Setiap pagi, warung itu ramai dikunjungi orang, bahkan sejak gorengan belum selesai dimasak. Selain makanan berat dan gorengan, mereka juga menjual bubur kacang hijau dan ketan hitam. Para pembeli sangat beragam, mulai dari anak sekolah hingga para lansia. Mereka datang untuk membeli makanan dan kudapan, serta sesekali mengobrol dengan pemilik warung makan.

Hanya berselang satu rumah dari warung tersebut, terdapat dua warung makan lainnya. Satu warung berada di depan rumah—tepat berhadapan dengan warung pasutri ini—dan satu lagi di samping rumah. Karena rumah tersebut menghadap ke selatan, warung makan ketiga ini membelakangi warung pasutri tersebut.

Meski ada dua tempat makan lainnya, warung pasutri ini tetap laris. Begitu pula dengan dua warung lainnya, yang memiliki pelanggan sendiri-sendiri. Tak jarang, warung makan pasutri ini tampak ramai dengan orang-orang yang mengantri, padahal di dua warung lain terlihat longgar. Apa sebabnya? Menurut saya, selain soal rasa, faktor harga juga berpengaruh. Saat warung lain menjual gorengan seharga seribu rupiah per buah, pasutri ini masih menjual gorengan di harga lima ratus perak untuk semua jenis gorengan. Anda mungkin terkejut, karena di beberapa kota besar, seperti Jakarta, harga gorengan lebih dari seribu rupiah. Makanan berat dan kudapan di warung ini pun sangat murah. Bubur kacang hijau hanya dibanderol dua ribu lima ratus rupiah, dan nasi dengan sayur lodeh atau tahu hanya lima ribu rupiah. Hanya dengan sepuluh ribu rupiah, Anda bisa memenuhi perut dengan banyak makanan.

Beberapa kali saya bertanya pada pasutri ini, apakah mereka mendapatkan untung? Tahu apa jawabannya? “Jualan itu tidak melulu soal untung dan rugi.” Jawaban yang, menurut saya, agak sulit dilontarkan oleh seseorang dengan tingkat spiritual yang biasa saja. Sebab, tamak dan keserakahan adalah sesuatu yang cukup sulit ditaklukkan oleh manusia ketika berhadapan dengan kesenangan dan kekayaan.

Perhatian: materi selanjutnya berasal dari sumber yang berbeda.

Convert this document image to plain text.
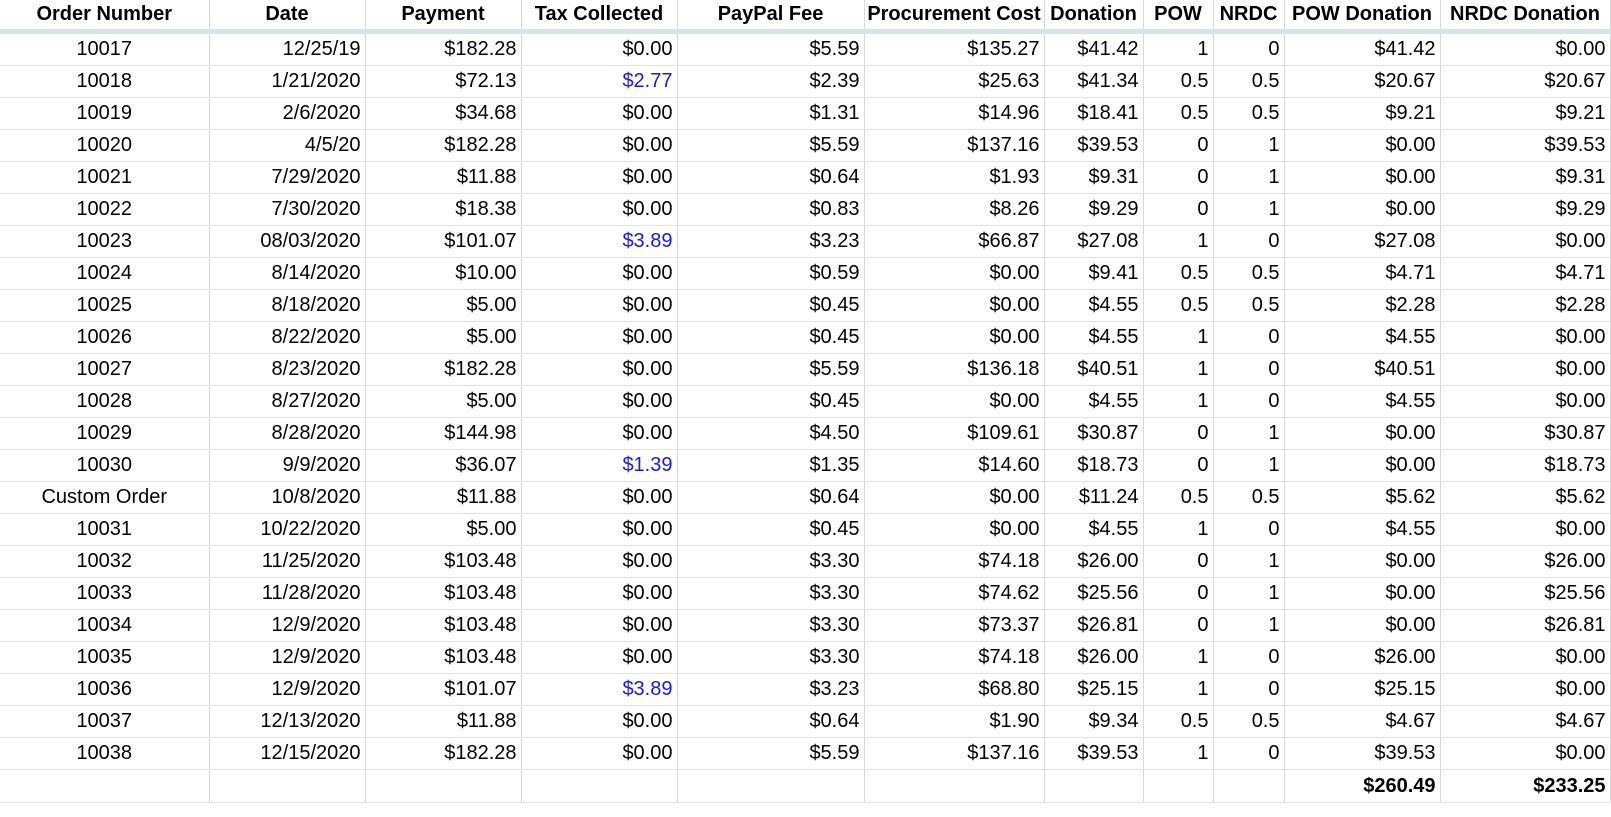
Order Number	Date	Payment	Tax Collected	PayPal Fee	Procurement Cost	Donation	POW	NRDC	POW Donation	NRDC Donation
10017	12/25/19	$182.28	$0.00	$5.59	$135.27	$41.42	1	0	$41.42	$0.00
10018	1/21/2020	$72.13	$2.77	$2.39	$25.63	$41.34	0.5	0.5	$20.67	$20.67
10019	2/6/2020	$34.68	$0.00	$1.31	$14.96	$18.41	0.5	0.5	$9.21	$9.21
10020	4/5/20	$182.28	$0.00	$5.59	$137.16	$39.53	0	1	$0.00	$39.53
10021	7/29/2020	$11.88	$0.00	$0.64	$1.93	$9.31	0	1	$0.00	$9.31
10022	7/30/2020	$18.38	$0.00	$0.83	$8.26	$9.29	0	1	$0.00	$9.29
10023	08/03/2020	$101.07	$3.89	$3.23	$66.87	$27.08	1	0	$27.08	$0.00
10024	8/14/2020	$10.00	$0.00	$0.59	$0.00	$9.41	0.5	0.5	$4.71	$4.71
10025	8/18/2020	$5.00	$0.00	$0.45	$0.00	$4.55	0.5	0.5	$2.28	$2.28
10026	8/22/2020	$5.00	$0.00	$0.45	$0.00	$4.55	1	0	$4.55	$0.00
10027	8/23/2020	$182.28	$0.00	$5.59	$136.18	$40.51	1	0	$40.51	$0.00
10028	8/27/2020	$5.00	$0.00	$0.45	$0.00	$4.55	1	0	$4.55	$0.00
10029	8/28/2020	$144.98	$0.00	$4.50	$109.61	$30.87	0	1	$0.00	$30.87
10030	9/9/2020	$36.07	$1.39	$1.35	$14.60	$18.73	0	1	$0.00	$18.73
Custom Order	10/8/2020	$11.88	$0.00	$0.64	$0.00	$11.24	0.5	0.5	$5.62	$5.62
10031	10/22/2020	$5.00	$0.00	$0.45	$0.00	$4.55	1	0	$4.55	$0.00
10032	11/25/2020	$103.48	$0.00	$3.30	$74.18	$26.00	0	1	$0.00	$26.00
10033	11/28/2020	$103.48	$0.00	$3.30	$74.62	$25.56	0	1	$0.00	$25.56
10034	12/9/2020	$103.48	$0.00	$3.30	$73.37	$26.81	0	1	$0.00	$26.81
10035	12/9/2020	$103.48	$0.00	$3.30	$74.18	$26.00	1	0	$26.00	$0.00
10036	12/9/2020	$101.07	$3.89	$3.23	$68.80	$25.15	1	0	$25.15	$0.00
10037	12/13/2020	$11.88	$0.00	$0.64	$1.90	$9.34	0.5	0.5	$4.67	$4.67
10038	12/15/2020	$182.28	$0.00	$5.59	$137.16	$39.53	1	0	$39.53	$0.00
									$260.49	$233.25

Rasa ingin tahu saya terusik setiap kali sarapan di warung tersebut. Suatu pagi, saat warung sedang sepi, saya kembali bertanya, “Warung-warung lain tidak ada yang menjual gorengan seharga 500 rupiah, kenapa tidak menaikkan harga jual seperti yang lain?” Sekali lagi, jawaban mereka mengejutkan: “Dengan harga 500 rupiah saja sudah dapat untung. Untuk apa mengambil untung lebih?”

Mendengar jawaban itu, saya merenung agak lama, mengingat kembali bagaimana dunia ini bekerja. Hampir seluruh kehidupan modern saat ini berjalan dalam sistem kapitalisme—modal minimal dengan keuntungan maksimal. Terus berproduksi untuk mendapatkan untung yang berlipat ganda. Namun, pagi itu, dari sebuah gorengan di sebuah warung kecil di sebuah desa di Jawa, saya memahami satu hal: kapitalisme hanya bisa dilawan dengan rasa cukup.

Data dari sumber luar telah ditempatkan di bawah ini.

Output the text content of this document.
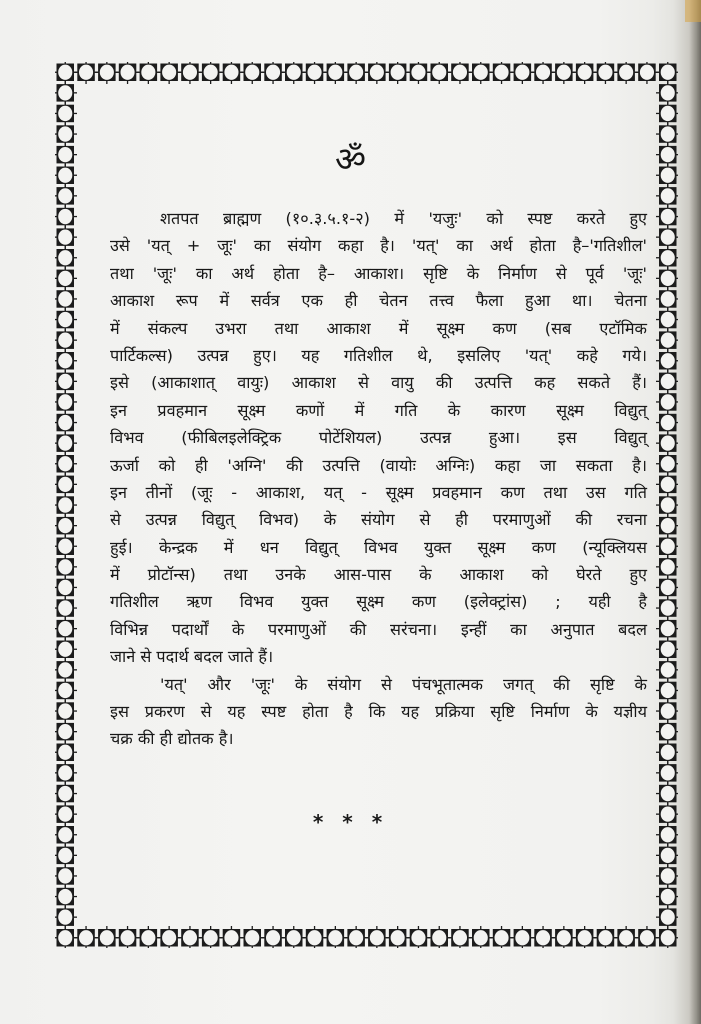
ॐ
शतपत ब्राह्मण (१०.३.५.१-२) में 'यजुः' को स्पष्ट करते हुए
उसे 'यत् + जूः' का संयोग कहा है। 'यत्' का अर्थ होता है–'गतिशील'
तथा 'जूः' का अर्थ होता है– आकाश। सृष्टि के निर्माण से पूर्व 'जूः'
आकाश रूप में सर्वत्र एक ही चेतन तत्त्व फैला हुआ था। चेतना
में संकल्प उभरा तथा आकाश में सूक्ष्म कण (सब एटॉमिक
पार्टिकल्स) उत्पन्न हुए। यह गतिशील थे, इसलिए 'यत्' कहे गये।
इसे (आकाशात् वायुः) आकाश से वायु की उत्पत्ति कह सकते हैं।
इन प्रवहमान सूक्ष्म कणों में गति के कारण सूक्ष्म विद्युत्
विभव (फीबिलइलेक्ट्रिक पोटेंशियल) उत्पन्न हुआ। इस विद्युत्
ऊर्जा को ही 'अग्नि' की उत्पत्ति (वायोः अग्निः) कहा जा सकता है।
इन तीनों (जूः - आकाश, यत् - सूक्ष्म प्रवहमान कण तथा उस गति
से उत्पन्न विद्युत् विभव) के संयोग से ही परमाणुओं की रचना
हुई। केन्द्रक में धन विद्युत् विभव युक्त सूक्ष्म कण (न्यूक्लियस
में प्रोटॉन्स) तथा उनके आस-पास के आकाश को घेरते हुए
गतिशील ऋण विभव युक्त सूक्ष्म कण (इलेक्ट्रांस) ; यही है
विभिन्न पदार्थों के परमाणुओं की सरंचना। इन्हीं का अनुपात बदल
जाने से पदार्थ बदल जाते हैं।
'यत्' और 'जूः' के संयोग से पंचभूतात्मक जगत् की सृष्टि के
इस प्रकरण से यह स्पष्ट होता है कि यह प्रक्रिया सृष्टि निर्माण के यज्ञीय
चक्र की ही द्योतक है।
* * *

Melihat Kapitalisme Bekerja

Sebagai sistem ekonomi, kapitalisme mempersilakan siapa saja untuk terlibat dan berkompetisi di pasar dengan tujuan utama memperoleh keuntungan. Oleh karena itu, terbentuklah apa yang disebut dengan pasar bebas—di mana harga ditentukan oleh permintaan dan ketersediaan barang. Semakin tinggi permintaan, maka semakin tinggi pula harganya. Sebaliknya, jika permintaan rendah, harga juga akan menurun. Tak heran, beberapa pelaku pasar yang culas menimbun komoditas pokok sehingga terjadi kelangkaan di pasar. Akal-akalan semacam ini digunakan sebagai strategi untuk menaikkan harga jual dan meraup keuntungan besar.

Pada wataknya yang bebas itulah, kapitalisme memakan manusia-manusia kecil yang tak memiliki kapital. Sebab, mereka tak pernah dihargai dengan pantas oleh pemilik modal, meski tenaganya habis diperas untuk terus-menerus berproduksi dan menghasilkan banyak laba. Tenaga mereka tak pernah dihitung sebagai kapital—yang memungkinkan mereka juga memiliki hak yang sama dengan para pemilik modal. Jika para pemilik modal bekerja dengan uang, kaum kelas pekerja bekerja dengan tenaga. Dua alat produksi ini—jika dipandang sebagai sesuatu yang setara—seharusnya menempatkan kelompok pekerja tidak dalam posisi rentan.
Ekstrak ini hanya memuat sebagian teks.